KPMG: Sliding yield won’t keep private RE out of Asia

The traditional real estate markets in Asia face serious headwinds going into 2013, which has decreased yield expectations, but smaller markets are expected to eventually take their place, according to a recent KPMG study.

 

Broader economic troubles finally are beginning to weigh on the private real estate market in Asia’s more mature markets, such as Australia, China and Japan, according to a study released by KPMG. However, demographics of the smaller emerging markets of Southeast Asia offer the promise of a higher yield, and that’s been enough to keep capital coming to the Asia-Pacific region.

In Australia, for example, while foreign real estate investment increased 29 percent year-on-year in 2012, the government has increased the Managed Investment Trust (the structure offshore real estate investors must use) withholding tax to 15 percent from 7.5 percent, which “has created some investment uncertainty for offshore investors,” the study said.
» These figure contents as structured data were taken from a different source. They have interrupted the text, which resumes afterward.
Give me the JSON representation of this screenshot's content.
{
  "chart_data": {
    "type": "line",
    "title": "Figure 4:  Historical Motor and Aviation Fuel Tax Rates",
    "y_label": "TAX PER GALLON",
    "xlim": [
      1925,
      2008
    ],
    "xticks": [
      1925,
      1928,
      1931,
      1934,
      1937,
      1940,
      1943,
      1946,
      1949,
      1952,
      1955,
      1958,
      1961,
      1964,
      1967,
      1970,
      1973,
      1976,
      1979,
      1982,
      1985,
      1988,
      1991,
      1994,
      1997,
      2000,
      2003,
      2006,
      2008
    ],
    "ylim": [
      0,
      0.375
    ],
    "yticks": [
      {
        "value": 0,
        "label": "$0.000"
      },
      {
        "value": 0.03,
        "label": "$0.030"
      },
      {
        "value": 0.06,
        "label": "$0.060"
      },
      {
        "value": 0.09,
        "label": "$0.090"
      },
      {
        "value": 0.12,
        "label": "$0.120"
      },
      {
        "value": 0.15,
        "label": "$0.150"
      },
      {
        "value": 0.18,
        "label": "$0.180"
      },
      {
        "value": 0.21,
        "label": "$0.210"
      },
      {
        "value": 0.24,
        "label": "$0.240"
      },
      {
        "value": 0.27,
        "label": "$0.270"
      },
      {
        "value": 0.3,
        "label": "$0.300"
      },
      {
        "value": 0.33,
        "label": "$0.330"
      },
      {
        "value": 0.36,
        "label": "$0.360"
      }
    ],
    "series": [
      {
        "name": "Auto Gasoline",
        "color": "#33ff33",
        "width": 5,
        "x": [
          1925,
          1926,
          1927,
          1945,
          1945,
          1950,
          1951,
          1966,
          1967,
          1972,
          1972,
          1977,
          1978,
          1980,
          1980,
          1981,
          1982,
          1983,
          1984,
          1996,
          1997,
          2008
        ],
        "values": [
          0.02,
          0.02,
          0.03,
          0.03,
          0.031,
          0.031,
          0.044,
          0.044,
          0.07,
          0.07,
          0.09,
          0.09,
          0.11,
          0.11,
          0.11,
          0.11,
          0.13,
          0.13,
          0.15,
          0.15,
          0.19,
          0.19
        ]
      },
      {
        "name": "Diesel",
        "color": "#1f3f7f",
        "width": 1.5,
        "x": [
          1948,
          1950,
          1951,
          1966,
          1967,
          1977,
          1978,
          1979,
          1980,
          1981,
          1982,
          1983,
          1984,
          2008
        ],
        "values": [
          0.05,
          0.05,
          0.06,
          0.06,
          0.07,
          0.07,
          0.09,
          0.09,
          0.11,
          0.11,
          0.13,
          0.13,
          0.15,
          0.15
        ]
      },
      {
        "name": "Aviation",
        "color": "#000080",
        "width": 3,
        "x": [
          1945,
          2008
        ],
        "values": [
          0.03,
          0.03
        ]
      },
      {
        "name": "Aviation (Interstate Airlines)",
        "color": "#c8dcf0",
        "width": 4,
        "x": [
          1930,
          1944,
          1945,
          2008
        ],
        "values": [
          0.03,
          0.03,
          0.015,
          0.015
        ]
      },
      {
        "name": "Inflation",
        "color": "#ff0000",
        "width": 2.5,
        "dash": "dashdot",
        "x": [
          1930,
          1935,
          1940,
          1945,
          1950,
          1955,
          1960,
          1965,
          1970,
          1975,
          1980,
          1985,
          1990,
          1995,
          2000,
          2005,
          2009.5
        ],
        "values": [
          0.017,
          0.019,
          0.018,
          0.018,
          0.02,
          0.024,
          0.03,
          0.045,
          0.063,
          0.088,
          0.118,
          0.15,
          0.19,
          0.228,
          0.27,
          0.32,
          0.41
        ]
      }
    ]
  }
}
Both China and Singapore’s measures to cool the real estate market also are beginning to work: Beijing and Shanghai housing prices fell 2 percent in 2011 alone, and the net absorption rate for Singapore offices dropped to negative 400,000 square feet as the vacancy rate climbed to 6 percent in the fourth quarter.

“The overriding theme for most countries [in Asia] is the broader economic challenges,” Alison Simpson, partner at KPMG China, told PERE. In larger markets like China, real estate investments have become challenging to exit in the short term, while valuations have been driven up, she explained.

For private equity real estate particularly, yield expectations have come steadily down over the past few years, according to Richard Dawson, another partner at KPMG China. “Many funds have had to reassess the kind of returns they can get,” he said.

Still, the macro trends that are causing trouble in Asia’s larger markets are the very trends heating up smaller markets like Indonesia, Thailand and Vietnam, the study found. All these countries have strong demographics – an emerging middle class, a high urbanization rate and decent economic growth.

In Indonesia, for example, overall absorption of office space grew more than 5 percent in 2012 to 350,000 square meters in Jakarta alone, while rental rates grew to IDR 220,000 (€17.25; $22.7) per square meter per month from just IDR 160,000 in the same period. Hence, the study names Indonesia in particular “one of [Asia’s] hottest property markets.”

Both Simpson and Dawson agree that the private money chasing real estate assets has not declined in the past few years. “It’s been flattening in developed markets, and I see a steady increase in the developing markets,” Dawson said.

Even the frustration of getting lower yields is not enough to drive real estate investors away. “Asia is attracting just as much – if not more – funds as ever,” Simpson added.